Но они толпятся в салонах, фланируют по петербургским тротуарам. Как пренебречь сущим? В политике? В поэзии?
— Идеал постоянен и абсолютен, — упорствует Бестужев. — Недостижим сегодня? Тем хуже для сегодняшнего дня. Но сие ничуть не умаляет идеала. Жалка поэзия, копирующая салопы и улицы. Ее истинный предмет — не сущее, а долженствующее быть. Отстаивая возвышенное, поэзия совершенствует жизнь.
Захар не очень-то верит в подобное совершенствование. Однако избегает возражений. От спора недалеко до ссоры. Знает, как избежать напрасной полемики.
— Почитай, пожалуйста.
Из якутских стихов Александра Чернышев всего более ценит «Череп». Сравнивает его с байроновской «Надписью на кубке из черепа», противопоставляет — в пользу Бестужева — «Черепу» Баратынского.

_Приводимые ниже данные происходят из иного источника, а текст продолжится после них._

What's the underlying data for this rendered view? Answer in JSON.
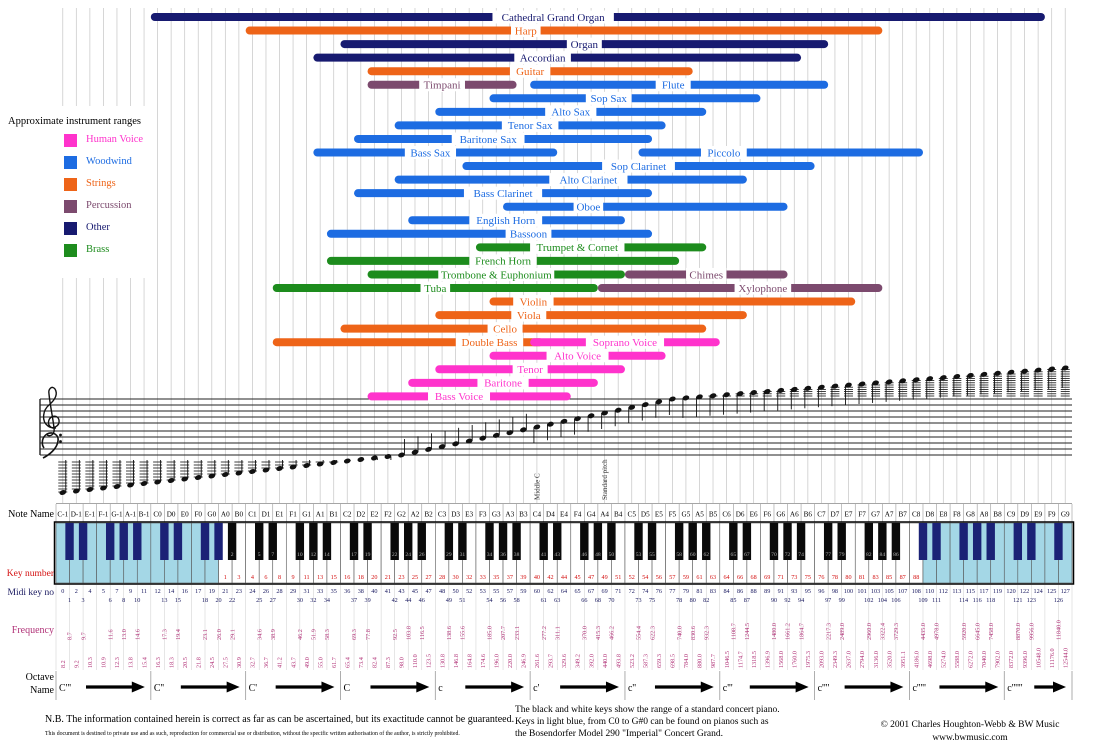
{
  "title": "Approximate instrument ranges",
  "palette": {
    "voice": "#ff33cc",
    "woodwind": "#1d6ce2",
    "strings": "#ee6418",
    "percussion": "#7c4a6e",
    "other": "#171a70",
    "brass": "#1d8c1d",
    "key_number_red": "#d41111",
    "midi_navy": "#191960",
    "frequency_magenta": "#b13378",
    "extended_white_key": "#a4d7e6",
    "extended_black_key": "#1b2276",
    "gridline": "#c9c9c9"
  },
  "legend": {
    "items": [
      {
        "label": "Human Voice",
        "family": "voice"
      },
      {
        "label": "Woodwind",
        "family": "woodwind"
      },
      {
        "label": "Strings",
        "family": "strings"
      },
      {
        "label": "Percussion",
        "family": "percussion"
      },
      {
        "label": "Other",
        "family": "other"
      },
      {
        "label": "Brass",
        "family": "brass"
      }
    ]
  },
  "chart_data": {
    "type": "range_bars",
    "title": "Approximate instrument ranges",
    "x_unit": "musical pitch, white keys C-1 to G9",
    "x_range": [
      "C-1",
      "G9"
    ],
    "instruments": [
      {
        "name": "Cathedral Grand Organ",
        "family": "other",
        "from": "C0",
        "to": "E9",
        "row": 0,
        "label_pos": 0.45
      },
      {
        "name": "Harp",
        "family": "strings",
        "from": "C1",
        "to": "G7",
        "row": 1,
        "label_pos": 0.44
      },
      {
        "name": "Organ",
        "family": "other",
        "from": "C2",
        "to": "C7",
        "row": 2,
        "label_pos": 0.5
      },
      {
        "name": "Accordian",
        "family": "other",
        "from": "A1",
        "to": "A6",
        "row": 3,
        "label_pos": 0.47
      },
      {
        "name": "Guitar",
        "family": "strings",
        "from": "E2",
        "to": "G5",
        "row": 4,
        "label_pos": 0.5
      },
      {
        "name": "Timpani",
        "family": "percussion",
        "from": "E2",
        "to": "A3",
        "row": 5,
        "label_pos": 0.5
      },
      {
        "name": "Flute",
        "family": "woodwind",
        "from": "C4",
        "to": "C7",
        "row": 5,
        "label_pos": 0.48
      },
      {
        "name": "Sop Sax",
        "family": "woodwind",
        "from": "G3",
        "to": "E6",
        "row": 6,
        "label_pos": 0.44
      },
      {
        "name": "Alto Sax",
        "family": "woodwind",
        "from": "C3",
        "to": "A5",
        "row": 7,
        "label_pos": 0.5
      },
      {
        "name": "Tenor Sax",
        "family": "woodwind",
        "from": "G2",
        "to": "E5",
        "row": 8,
        "label_pos": 0.5
      },
      {
        "name": "Baritone Sax",
        "family": "woodwind",
        "from": "D2",
        "to": "D5",
        "row": 9,
        "label_pos": 0.45
      },
      {
        "name": "Bass Sax",
        "family": "woodwind",
        "from": "A1",
        "to": "D4",
        "row": 10,
        "label_pos": 0.48
      },
      {
        "name": "Piccolo",
        "family": "woodwind",
        "from": "D5",
        "to": "C8",
        "row": 10,
        "label_pos": 0.3
      },
      {
        "name": "Sop Clarinet",
        "family": "woodwind",
        "from": "E3",
        "to": "B6",
        "row": 11,
        "label_pos": 0.5
      },
      {
        "name": "Alto Clarinet",
        "family": "woodwind",
        "from": "G2",
        "to": "D6",
        "row": 12,
        "label_pos": 0.55
      },
      {
        "name": "Bass Clarinet",
        "family": "woodwind",
        "from": "D2",
        "to": "D5",
        "row": 13,
        "label_pos": 0.5
      },
      {
        "name": "Oboe",
        "family": "woodwind",
        "from": "A3",
        "to": "G6",
        "row": 14,
        "label_pos": 0.3
      },
      {
        "name": "English Horn",
        "family": "woodwind",
        "from": "A2",
        "to": "B4",
        "row": 15,
        "label_pos": 0.45
      },
      {
        "name": "Bassoon",
        "family": "woodwind",
        "from": "B1",
        "to": "D5",
        "row": 16,
        "label_pos": 0.62
      },
      {
        "name": "Trumpet & Cornet",
        "family": "brass",
        "from": "F3",
        "to": "A5",
        "row": 17,
        "label_pos": 0.44
      },
      {
        "name": "French Horn",
        "family": "brass",
        "from": "B1",
        "to": "F5",
        "row": 18,
        "label_pos": 0.5
      },
      {
        "name": "Trombone & Euphonium",
        "family": "brass",
        "from": "E2",
        "to": "B4",
        "row": 19,
        "label_pos": 0.5
      },
      {
        "name": "Chimes",
        "family": "percussion",
        "from": "C5",
        "to": "G6",
        "row": 19,
        "label_pos": 0.5
      },
      {
        "name": "Tuba",
        "family": "brass",
        "from": "E1",
        "to": "G4",
        "row": 20,
        "label_pos": 0.5
      },
      {
        "name": "Xylophone",
        "family": "percussion",
        "from": "A4",
        "to": "G7",
        "row": 20,
        "label_pos": 0.58
      },
      {
        "name": "Violin",
        "family": "strings",
        "from": "G3",
        "to": "E7",
        "row": 21,
        "label_pos": 0.12
      },
      {
        "name": "Viola",
        "family": "strings",
        "from": "C3",
        "to": "D6",
        "row": 22,
        "label_pos": 0.3
      },
      {
        "name": "Cello",
        "family": "strings",
        "from": "C2",
        "to": "A5",
        "row": 23,
        "label_pos": 0.45
      },
      {
        "name": "Double Bass",
        "family": "strings",
        "from": "E1",
        "to": "C4",
        "row": 24,
        "label_pos": 0.8
      },
      {
        "name": "Soprano Voice",
        "family": "voice",
        "from": "C4",
        "to": "B5",
        "row": 24,
        "label_pos": 0.5
      },
      {
        "name": "Alto Voice",
        "family": "voice",
        "from": "G3",
        "to": "E5",
        "row": 25,
        "label_pos": 0.5
      },
      {
        "name": "Tenor",
        "family": "voice",
        "from": "C3",
        "to": "B4",
        "row": 26,
        "label_pos": 0.5
      },
      {
        "name": "Baritone",
        "family": "voice",
        "from": "A2",
        "to": "G4",
        "row": 27,
        "label_pos": 0.5
      },
      {
        "name": "Bass Voice",
        "family": "voice",
        "from": "E2",
        "to": "E4",
        "row": 28,
        "label_pos": 0.45
      }
    ]
  },
  "keyboard": {
    "note_names": [
      "C-1",
      "D-1",
      "E-1",
      "F-1",
      "G-1",
      "A-1",
      "B-1",
      "C0",
      "D0",
      "E0",
      "F0",
      "G0",
      "A0",
      "B0",
      "C1",
      "D1",
      "E1",
      "F1",
      "G1",
      "A1",
      "B1",
      "C2",
      "D2",
      "E2",
      "F2",
      "G2",
      "A2",
      "B2",
      "C3",
      "D3",
      "E3",
      "F3",
      "G3",
      "A3",
      "B3",
      "C4",
      "D4",
      "E4",
      "F4",
      "G4",
      "A4",
      "B4",
      "C5",
      "D5",
      "E5",
      "F5",
      "G5",
      "A5",
      "B5",
      "C6",
      "D6",
      "E6",
      "F6",
      "G6",
      "A6",
      "B6",
      "C7",
      "D7",
      "E7",
      "F7",
      "G7",
      "A7",
      "B7",
      "C8",
      "D8",
      "E8",
      "F8",
      "G8",
      "A8",
      "B8",
      "C9",
      "D9",
      "E9",
      "F9",
      "G9"
    ],
    "octave_names": [
      "C'''",
      "C''",
      "C'",
      "C",
      "c",
      "c'",
      "c''",
      "c'''",
      "c''''",
      "c'''''",
      "c''''''"
    ],
    "midi_range": [
      0,
      127
    ],
    "key_numbers": {
      "range": [
        1,
        88
      ],
      "first_key": "A0",
      "last_key": "C8"
    },
    "special_marks": [
      {
        "note": "C4",
        "label": "Middle C"
      },
      {
        "note": "A4",
        "label": "Standard pitch"
      }
    ],
    "frequencies_hz": [
      8.2,
      8.7,
      9.2,
      9.7,
      10.3,
      10.9,
      11.6,
      12.3,
      13.0,
      13.8,
      14.6,
      15.4,
      16.3,
      17.3,
      18.3,
      19.4,
      20.5,
      21.8,
      23.1,
      24.5,
      26.0,
      27.5,
      29.1,
      30.9,
      32.7,
      34.6,
      36.7,
      38.9,
      41.2,
      43.7,
      46.2,
      49.0,
      51.9,
      55.0,
      58.3,
      61.7,
      65.4,
      69.3,
      73.4,
      77.8,
      82.4,
      87.3,
      92.5,
      98.0,
      103.8,
      110.0,
      116.5,
      123.5,
      130.8,
      138.6,
      146.8,
      155.6,
      164.8,
      174.6,
      185.0,
      196.0,
      207.7,
      220.0,
      233.1,
      246.9,
      261.6,
      277.2,
      293.7,
      311.1,
      329.6,
      349.2,
      370.0,
      392.0,
      415.3,
      440.0,
      466.2,
      493.8,
      523.2,
      554.4,
      587.3,
      622.3,
      659.3,
      698.5,
      740.0,
      784.0,
      830.6,
      880.0,
      932.3,
      987.7,
      1046.5,
      1108.7,
      1174.7,
      1244.5,
      1318.5,
      1396.9,
      1480.0,
      1568.0,
      1661.2,
      1760.0,
      1864.7,
      1975.3,
      2093.0,
      2217.3,
      2349.3,
      2489.0,
      2637.0,
      2794.0,
      2960.0,
      3136.0,
      3322.4,
      3520.0,
      3729.3,
      3951.1,
      4186.0,
      4435.0,
      4698.0,
      4978.0,
      5274.0,
      5588.0,
      5920.0,
      6272.0,
      6645.0,
      7040.0,
      7458.0,
      7902.0,
      8372.0,
      8870.0,
      9396.0,
      9956.0,
      10548.0,
      11176.0,
      11840.0,
      12544.0
    ]
  },
  "labels": {
    "note_name": "Note Name",
    "key_number": "Key number",
    "midi": "Midi key no",
    "frequency": "Frequency",
    "octave_line1": "Octave",
    "octave_line2": "Name"
  },
  "footer": {
    "nb": "N.B. The information contained herein is correct as far as can be ascertained, but its exactitude cannot be guaranteed.",
    "nb_small": "This document is destined to private use and as such, reproduction for commercial use or distribution, without the specific written authorisation of the author, is strictly prohibited.",
    "piano_note_1": "The black and white keys show the range of a standard concert piano.",
    "piano_note_2": "Keys in light blue, from C0 to G#0 can be found on pianos such as",
    "piano_note_3": "the Bosendorfer Model 290 \"Imperial\" Concert Grand.",
    "copyright": "© 2001 Charles Houghton-Webb & BW Music",
    "website": "www.bwmusic.com"
  }
}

— Неужто читающая публика наша не увидит «Череп», созданный в Якутске? — Чернышев вкладывает в свой вопрос ту меру негодования, какая ему доступна.

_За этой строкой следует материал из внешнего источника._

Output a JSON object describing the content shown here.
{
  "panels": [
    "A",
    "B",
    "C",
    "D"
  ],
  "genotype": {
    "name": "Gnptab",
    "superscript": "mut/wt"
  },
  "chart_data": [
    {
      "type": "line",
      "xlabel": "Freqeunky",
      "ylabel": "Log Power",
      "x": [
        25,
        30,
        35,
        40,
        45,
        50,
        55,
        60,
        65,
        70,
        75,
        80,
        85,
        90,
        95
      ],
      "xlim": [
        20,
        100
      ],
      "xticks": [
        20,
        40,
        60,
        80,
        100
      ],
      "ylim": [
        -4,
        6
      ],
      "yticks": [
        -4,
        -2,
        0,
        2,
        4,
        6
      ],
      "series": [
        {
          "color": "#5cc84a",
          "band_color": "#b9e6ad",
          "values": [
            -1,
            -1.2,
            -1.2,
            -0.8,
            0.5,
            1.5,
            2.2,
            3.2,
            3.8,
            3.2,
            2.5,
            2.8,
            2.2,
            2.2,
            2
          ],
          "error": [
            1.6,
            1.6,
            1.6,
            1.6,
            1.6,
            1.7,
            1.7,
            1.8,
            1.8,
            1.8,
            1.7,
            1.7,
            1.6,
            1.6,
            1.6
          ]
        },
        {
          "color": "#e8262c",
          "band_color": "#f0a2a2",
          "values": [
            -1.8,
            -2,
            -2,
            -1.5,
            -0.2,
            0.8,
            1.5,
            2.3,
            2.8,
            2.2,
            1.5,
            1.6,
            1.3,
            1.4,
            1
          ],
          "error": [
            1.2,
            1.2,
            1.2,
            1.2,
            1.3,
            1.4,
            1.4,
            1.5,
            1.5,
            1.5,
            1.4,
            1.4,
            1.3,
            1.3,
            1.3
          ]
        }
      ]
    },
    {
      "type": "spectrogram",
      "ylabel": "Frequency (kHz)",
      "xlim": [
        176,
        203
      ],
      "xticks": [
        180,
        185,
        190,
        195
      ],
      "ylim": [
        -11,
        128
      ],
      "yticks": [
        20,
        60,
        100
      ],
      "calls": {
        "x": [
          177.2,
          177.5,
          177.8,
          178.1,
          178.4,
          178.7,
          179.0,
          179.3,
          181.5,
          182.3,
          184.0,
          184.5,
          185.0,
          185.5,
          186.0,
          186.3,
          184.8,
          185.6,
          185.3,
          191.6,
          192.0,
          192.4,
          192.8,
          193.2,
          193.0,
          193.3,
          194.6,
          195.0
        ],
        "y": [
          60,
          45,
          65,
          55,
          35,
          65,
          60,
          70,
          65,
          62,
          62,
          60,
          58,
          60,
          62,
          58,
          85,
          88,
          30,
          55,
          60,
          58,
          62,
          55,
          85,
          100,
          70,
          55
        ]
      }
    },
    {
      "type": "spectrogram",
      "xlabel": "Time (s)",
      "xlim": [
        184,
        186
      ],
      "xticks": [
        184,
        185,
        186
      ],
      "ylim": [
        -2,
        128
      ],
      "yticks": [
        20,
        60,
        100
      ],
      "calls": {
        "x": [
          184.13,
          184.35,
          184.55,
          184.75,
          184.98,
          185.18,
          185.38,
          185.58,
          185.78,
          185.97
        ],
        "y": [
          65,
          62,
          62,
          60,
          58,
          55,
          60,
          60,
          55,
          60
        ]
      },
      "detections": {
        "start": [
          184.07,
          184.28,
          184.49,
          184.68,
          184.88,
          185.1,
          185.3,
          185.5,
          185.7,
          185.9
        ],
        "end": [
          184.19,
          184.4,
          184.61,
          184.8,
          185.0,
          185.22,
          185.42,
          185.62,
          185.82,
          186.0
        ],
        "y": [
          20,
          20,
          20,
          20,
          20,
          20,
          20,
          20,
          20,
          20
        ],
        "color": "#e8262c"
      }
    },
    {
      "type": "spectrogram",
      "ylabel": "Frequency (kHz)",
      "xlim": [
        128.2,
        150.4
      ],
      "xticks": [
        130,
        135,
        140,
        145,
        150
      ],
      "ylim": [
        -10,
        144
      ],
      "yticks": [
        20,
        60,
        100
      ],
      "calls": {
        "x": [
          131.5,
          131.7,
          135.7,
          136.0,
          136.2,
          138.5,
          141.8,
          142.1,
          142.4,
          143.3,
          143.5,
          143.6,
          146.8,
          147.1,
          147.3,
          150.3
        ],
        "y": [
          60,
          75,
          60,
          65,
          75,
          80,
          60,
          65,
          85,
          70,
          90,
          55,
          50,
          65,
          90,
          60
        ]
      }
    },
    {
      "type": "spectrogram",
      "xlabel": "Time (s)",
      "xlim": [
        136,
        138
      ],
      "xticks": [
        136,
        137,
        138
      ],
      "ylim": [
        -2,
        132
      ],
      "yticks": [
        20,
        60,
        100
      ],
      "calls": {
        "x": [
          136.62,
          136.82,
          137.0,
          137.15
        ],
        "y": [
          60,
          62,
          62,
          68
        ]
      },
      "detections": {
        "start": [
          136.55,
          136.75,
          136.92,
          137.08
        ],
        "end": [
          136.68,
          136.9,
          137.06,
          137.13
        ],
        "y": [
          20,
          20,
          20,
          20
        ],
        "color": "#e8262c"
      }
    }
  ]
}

Бестужеву не хочется объяснять, что «Череп» он отправит Ленхен, Елене Ивановне Булгариной, в слабой надежде напечатать.
Что публика? Для «Черепа» надобно улавливать трудноуловимое, распознавать отвлеченные понятия. Нужен вкус, приученный к романтизму. Бестужева подхватило, снова выносит на стезю, где ему трудно договориться с Захаром. Публика не самостоятельна в своих влечениях и творит кумиров, ее бог, бог моды — Пушкин, отрекшийся от романтизма.
— Отрекшийся, — со значением повторяет Бестужев.
— Пушкин познал ссылку, когда все мы наслаждались волей, — вступается Чернышев за поэта.
— Наслаждались волей, — кипит Бестужев. — Вернее, вожделенно мечтали о ней, приуготовляли… И добились тяжкой неволи… Но не будем об этом.
— Не будем, — подхватывает Захар.
Уместнее темы, где они едины. Чернышев возмущен публикацией «Андрея Переяславского». Поддержал намерение завершить поэму, вернуться к поэтическим пиесам. Но удивлялся балладе «Саатырь»: любоваться дикими нравами?